When first speaking to the press about the upcoming project, Ritchie spoke of a circumspect ambition, being as faithful as possible to the original manuscripts of Conan Doyle, though clearly once behind the camera with the power of the clapperboards at his disposal, the Snatch director couldn't help smudging all over the thing with his hamfisted fingerprints. He conceded from the off that he's "not much of a reader", though given that he is dyslexic, this is an unsurprising admission. Ritchie worked from tapes, and said what he imagined was 'not exactly what I'd seen on screen'. Robert Downey Jr's interpretation of Holmes bears little relation to the demure and dry character portrayed by the likes of Peter Cushing, while Watson, usually portrayed as a drizzly, rather anemic sidekick - a straight man to Holmes' straightest of men - is intentionally re-imagined in order to smoulder for the cameras (apparently Jude Law's nickname on set was 'Hotson'). One of the more surprising elements of this blockbuster is the overt sexual chemistry between Downey Jr and Law, which adds a little frisson to a movie that is definitely overlong, coming in as it does at over two hours. It's perhaps a rare example of ex-wife Madonna's good influence paying off.

Watching Sherlock Holmes, you do wonder what else goes through Guy Ritchie's head though. When Guy sits down to watch Diagnosis: Murder some afternoon, does Dick Van Dyke speak in the preposterous cockney accent he invented for Mary Poppins while to the rest of us he sounds American? Does Guy Ritchie see people from four different angles when engaging with them, sped up, slowed down, panned from the side and circled like a bird of prey? And given his risible penchant for slapstick, does he see people falling over in the street willy-nilly, then getting up and dusting themselves down a la Charlie Chaplin? And speaking of Chaplin, the movie, as one might expect, is certainly saved from the jaws of disaster thanks to yet another impeccable performance from Downey Jr, who played the seminal comedian to many plaudits in the early '90s. He retains elements of that character for this, most obviously his Anglo brogue, but he brings far more to the table than just a well-honed impression of an English gent, with Downey's dalliances and past addictions no doubt coming in handy given Holmes' proclivity for pharmaceuticals.

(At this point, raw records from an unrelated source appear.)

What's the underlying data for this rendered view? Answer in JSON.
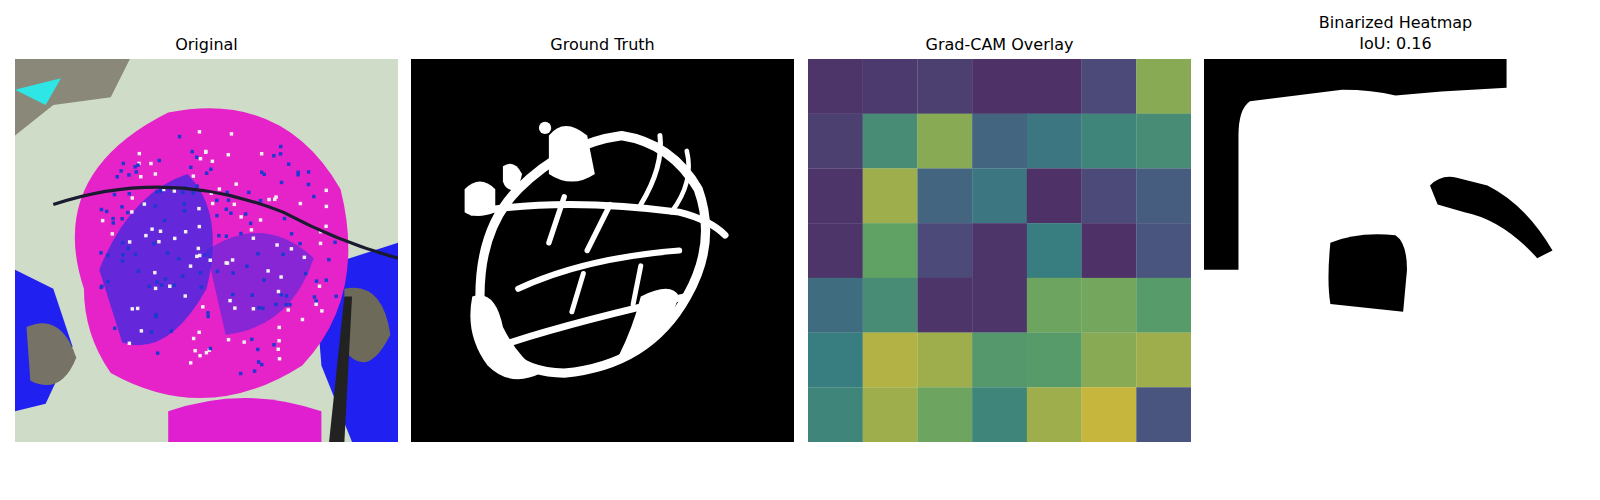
{
  "chart_data": [
    {
      "type": "image",
      "title": "Original"
    },
    {
      "type": "image",
      "title": "Ground Truth"
    },
    {
      "type": "heatmap",
      "title": "Grad-CAM Overlay",
      "tick_labels": false,
      "color_range": [
        0,
        1
      ],
      "cells": [
        [
          0.1,
          0.12,
          0.15,
          0.08,
          0.08,
          0.2,
          0.85
        ],
        [
          0.15,
          0.6,
          0.85,
          0.35,
          0.45,
          0.55,
          0.6
        ],
        [
          0.1,
          0.9,
          0.35,
          0.45,
          0.08,
          0.2,
          0.3
        ],
        [
          0.1,
          0.75,
          0.2,
          0.1,
          0.5,
          0.08,
          0.25
        ],
        [
          0.4,
          0.6,
          0.1,
          0.1,
          0.78,
          0.8,
          0.7
        ],
        [
          0.5,
          0.95,
          0.9,
          0.68,
          0.7,
          0.85,
          0.9
        ],
        [
          0.55,
          0.9,
          0.78,
          0.55,
          0.9,
          1.0,
          0.25
        ]
      ]
    },
    {
      "type": "image",
      "title": "Binarized Heatmap",
      "subtitle": "IoU: 0.16"
    }
  ]
}
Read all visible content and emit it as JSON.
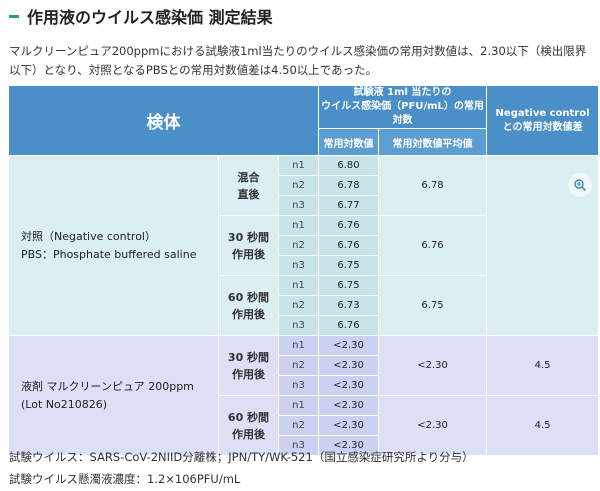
{
  "title": "作用液のウイルス感染価 測定結果",
  "intro": "マルクリーンピュア200ppmにおける試験液1ml当たりのウイルス感染価の常用対数値は、2.30以下（検出限界以下）となり、対照となるPBSとの常用対数値差は4.50以上であった。",
  "table": {
    "header": {
      "specimen": "検体",
      "group_line1": "試験液 1ml 当たりの",
      "group_line2": "ウイルス感染価（PFU/mL）の常用対数",
      "neg_line1": "Negative control",
      "neg_line2": "との常用対数値差",
      "col_log": "常用対数値",
      "col_avg": "常用対数値平均値"
    },
    "control": {
      "label_line1": "対照（Negative control）",
      "label_line2": "PBS：Phosphate buffered saline",
      "groups": [
        {
          "cond1": "混合",
          "cond2": "直後",
          "rows": [
            {
              "n": "n1",
              "v": "6.80"
            },
            {
              "n": "n2",
              "v": "6.78"
            },
            {
              "n": "n3",
              "v": "6.77"
            }
          ],
          "avg": "6.78"
        },
        {
          "cond1": "30 秒間",
          "cond2": "作用後",
          "rows": [
            {
              "n": "n1",
              "v": "6.76"
            },
            {
              "n": "n2",
              "v": "6.76"
            },
            {
              "n": "n3",
              "v": "6.75"
            }
          ],
          "avg": "6.76"
        },
        {
          "cond1": "60 秒間",
          "cond2": "作用後",
          "rows": [
            {
              "n": "n1",
              "v": "6.75"
            },
            {
              "n": "n2",
              "v": "6.73"
            },
            {
              "n": "n3",
              "v": "6.76"
            }
          ],
          "avg": "6.75"
        }
      ]
    },
    "test": {
      "label_line1": "液剤 マルクリーンピュア 200ppm",
      "label_line2": "(Lot No210826)",
      "groups": [
        {
          "cond1": "30 秒間",
          "cond2": "作用後",
          "rows": [
            {
              "n": "n1",
              "v": "<2.30"
            },
            {
              "n": "n2",
              "v": "<2.30"
            },
            {
              "n": "n3",
              "v": "<2.30"
            }
          ],
          "avg": "<2.30",
          "diff": "4.5"
        },
        {
          "cond1": "60 秒間",
          "cond2": "作用後",
          "rows": [
            {
              "n": "n1",
              "v": "<2.30"
            },
            {
              "n": "n2",
              "v": "<2.30"
            },
            {
              "n": "n3",
              "v": "<2.30"
            }
          ],
          "avg": "<2.30",
          "diff": "4.5"
        }
      ]
    }
  },
  "footer": {
    "line1": "試験ウイルス：SARS-CoV-2NIID分離株；JPN/TY/WK-521（国立感染症研究所より分与）",
    "line2": "試験ウイルス懸濁液濃度：1.2×106PFU/mL"
  },
  "icons": {
    "zoom": "zoom-icon"
  },
  "colors": {
    "header": "#4a8fc7",
    "control_bg": "#dbeef1",
    "test_bg": "#dcdff6",
    "accent": "#2a9a8c"
  }
}
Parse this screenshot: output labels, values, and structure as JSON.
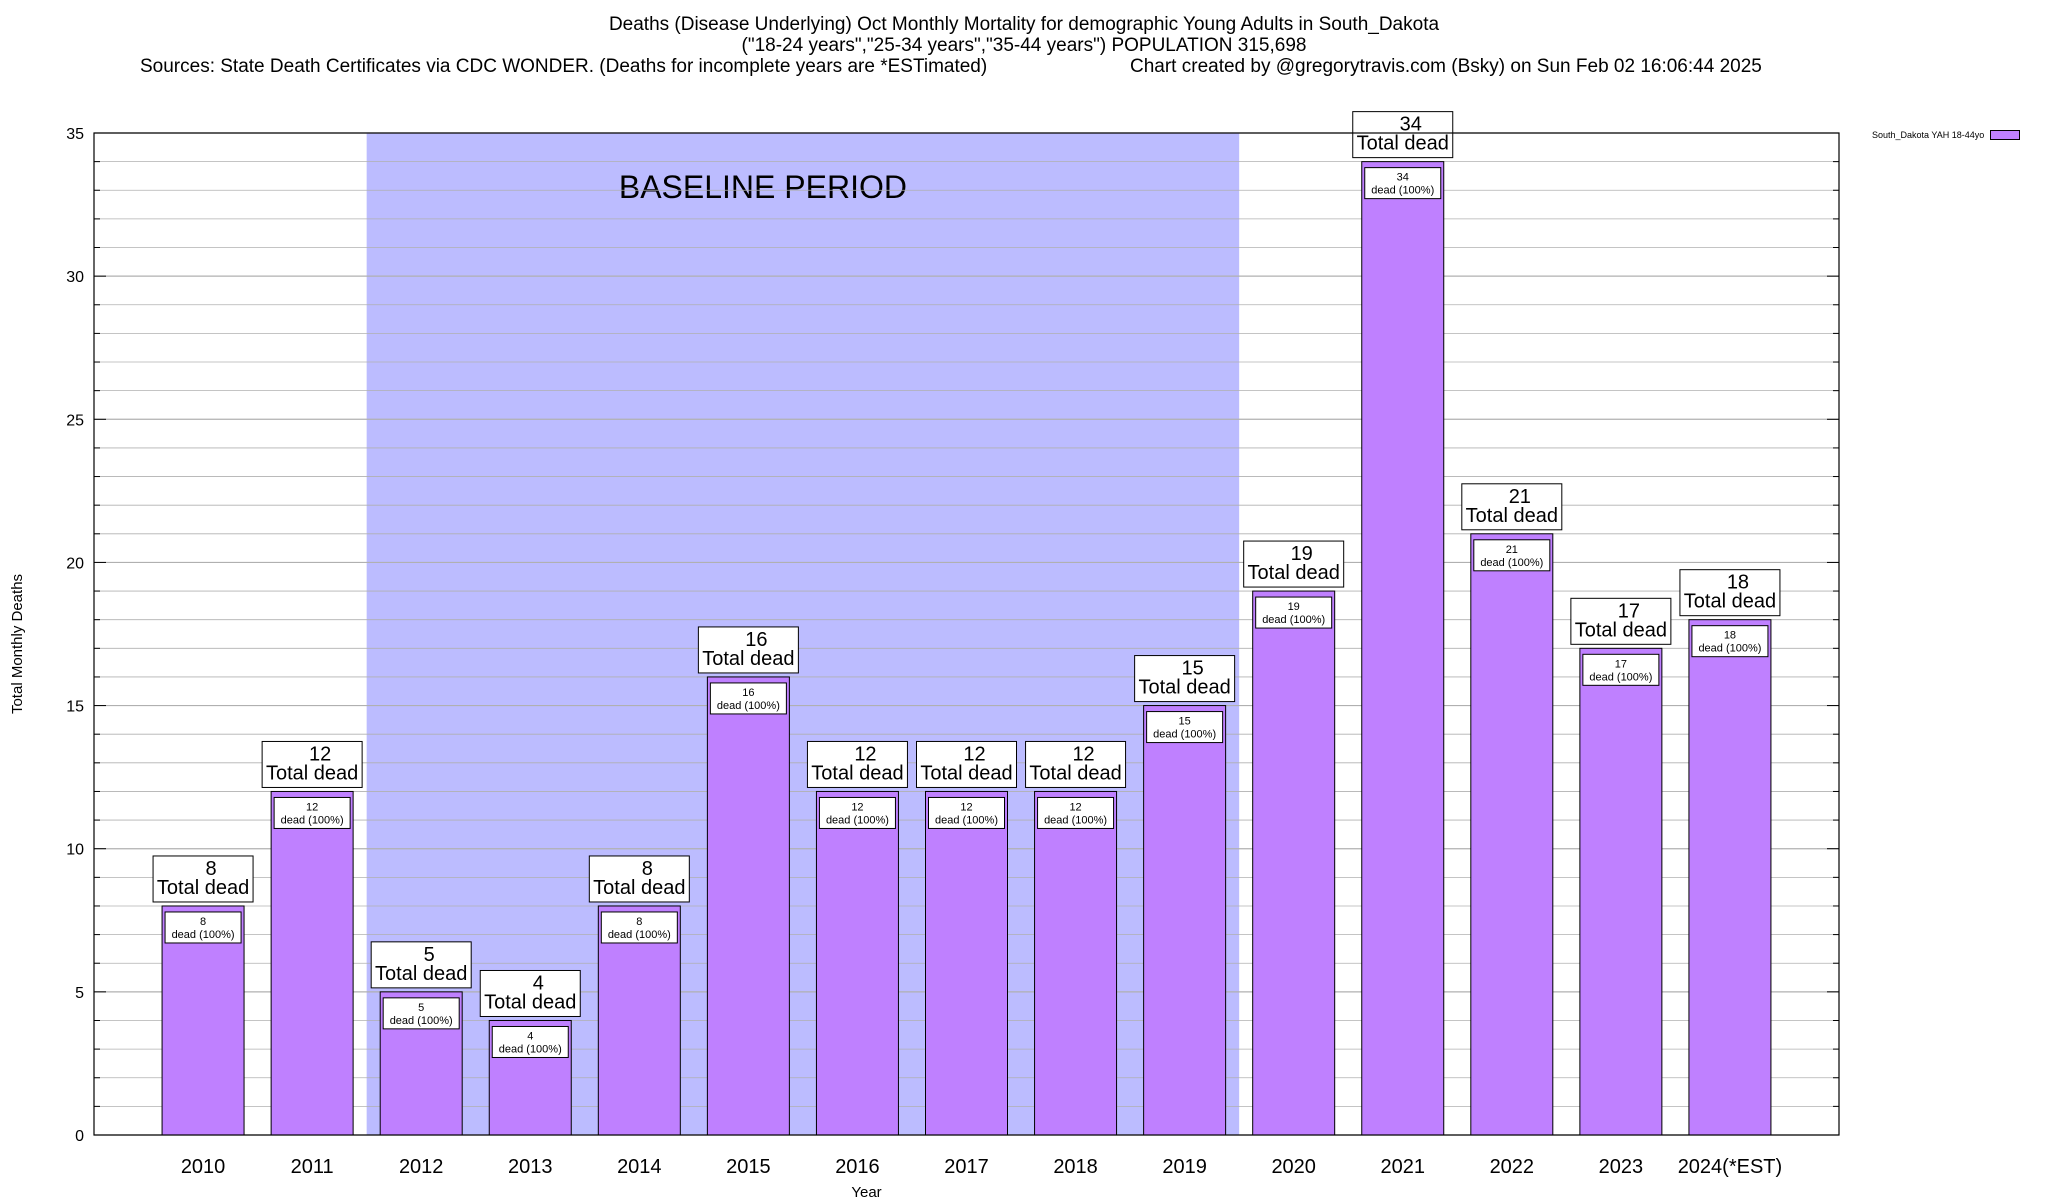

What could have been a truly awful movie, is salvaged thanks to the actor's undoubted abilities. It's not that Sherlock Holmes is bad per se, it's just that so much is incongruous, and the editing so maddening. Two hours of constant splicing makes for a nauseous ride, and you end up with the overwhelming feeling Ritchie is a one trick pony and that trick now seems more naff than anything conjured up by Sigfried and Roy prior to one of them being mauled by his own tiger.

Having said all that, it's a curious thing that movie goers expect big screen renditions to be faithful to an original idea, as in other art-forms, notably music, new versions are frowned upon should they too closely resemble the original. There are many examples of authors getting angry when being tampered with by crass and blundering Hollywood studios, such as when Anne Rice famously threw her voodoo dolls out of the pram when she learned Tom Cruise would be playing Lestat in Interview With a Vampire. While the creator may have invested huge amounts of themselves, there can be no embargo on interpretation and imagination; if you don't like it don't watch it. I'm certain it can be just as painful for the fan as the author: As a fan of 2000AD when growing up, I should have known Sylvester Stallone would make a wretched Judge Dredd, and there an important lesson was learned. Aurthur Conan Doyle is of course long dead, though according to Simon Callow writing in The Times, Conan Doyle resented Holmes for being so popular, detracting from his other works that he saw as more noble and worthy, so much so that he actually killed Holmes off before having to revive him again whenever he needed the money. A few weird punch-up sequences in a Guy Ritchie movie are unlikely to tarnish or diminish a character who clearly refuses to die.